As I said, it is very strange.

Martin

> On 2/22/07, Martin d'Anjou <martin.danjou at neterion.com> wrote:
>> Hi,
>> 
>> I have a very strange problem in 3.0b6. Given the input text:
>>
>>      int id;
>>      int int_id;
>> 
>> The error:
>>
>>     line 2:4 mismatched input 'int' expecting IDENTIFIER
>> 
>> It is mistaking "int_id" for "int", treating the underscore as a token
>> separator.

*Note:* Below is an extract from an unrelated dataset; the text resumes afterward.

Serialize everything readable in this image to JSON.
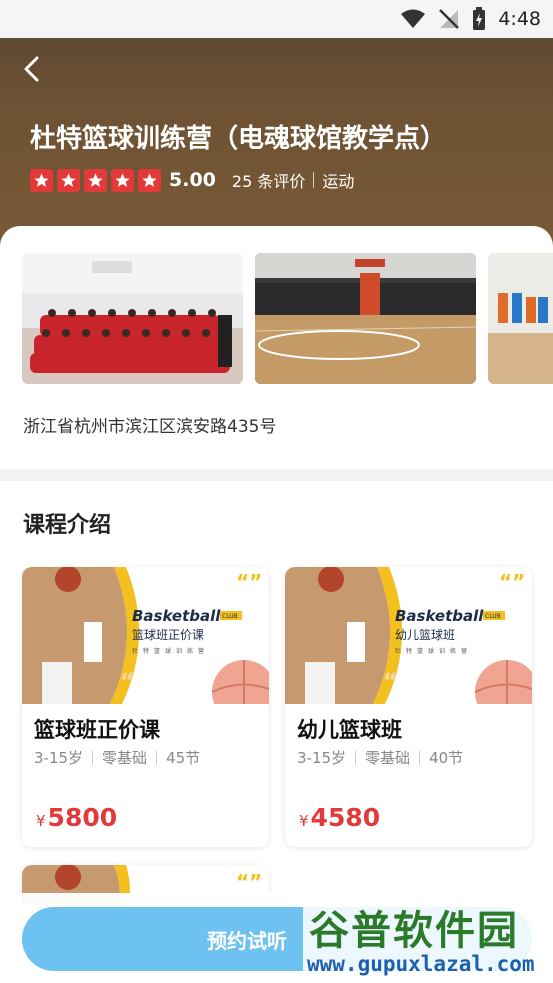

The (ridiculous looking) lexer is:
>>
>>     lexer grammar DUMMY_Lexer;
>>     options { filter=true; }
>>
>>     MOD          : 'mod' ;
>>     END          : 'end' ;
>>     DEF          : 'def' ;
>>     INC          : 'inc' ;
>>     PAR          : 'par' ;
>>     INP          : 'inp' ;
>>     OUT          : 'out' ;
>>     INO          : 'ino' ;
>>     INT          : 'int' ;
>>     WER          : 'wer' ;
>>     COMMA        : ',' ;
>>     SEMI         : ';' ;
>>     L_PAREN      : '(' ;
>>     R_PAREN      : ')' ;
>>     ASSIGN       : '=' ;
>>     SHARP        : '#' ;
>>     LSHIFT       : '<<' ;
>>     MULT         : '*' ;
>>     MINUS        : '-' ;
>>     PLUS         : '+' ;
>>     COLON        : ':' ;
>>     LTEQ         : '<=' ;
>>     L_CURLY      : '{' ;
>>     R_CURLY      : '}' ;
>>     OR           : '|' ;
>>     SQUARE       :  '[]' ;
>>     QUOTE        :  '"' ;
>>     DIGIT        :  '0' ;
>>     WS           :  (  ' ' | EOL )+ {$channel=HIDDEN;} ;
>>     EOL          :  ('\r\n'|'\r'|'\n') ;
>>     LetterC      :  'c' |   Nothing ;
>>     Nothing      :   't' ;
>>     SL_COMMENT   :'a';
>>     ML_COMMENT   : '/' ;
>>     BASE         : 'b' ;
>>     BASE_NUM     : DIGIT+ (BASE DIGIT+)? ;
>>
>>     IDENTIFIER   : ('a'..'z'|UNDERSCORE)+ ;
>>
>>     fragment
>>     UNDERSCORE  :  '_' ;
>> 
>> The only token I was able to get out was the QUESTION : '?'; token. When I
>> remove any other token (like MOD or other), the error changes to:
>>
>>      line 1:0 required (...)+ loop did not match anything at input 'int'
>> 
>> Which makes it even weirder...
>> 
>> Now the parser is fairly minimal:
>>
>>     parser grammar DUMMY_Parser;
>>     options {
>>       tokenVocab=DUMMY_Lexer;
>>     }
>>
>>     source_text :
>>       int_defs+
>>       ;
>>
>>     int_defs :
>>       INT            { System.out.print("int "); }
>>       id=IDENTIFIER  { System.out.print($id.text); }
>>       SEMI           { System.out.println(";"); }
>>     ;
>> 
>> Help!!! (and thanks!)
>> Martin
>> 
>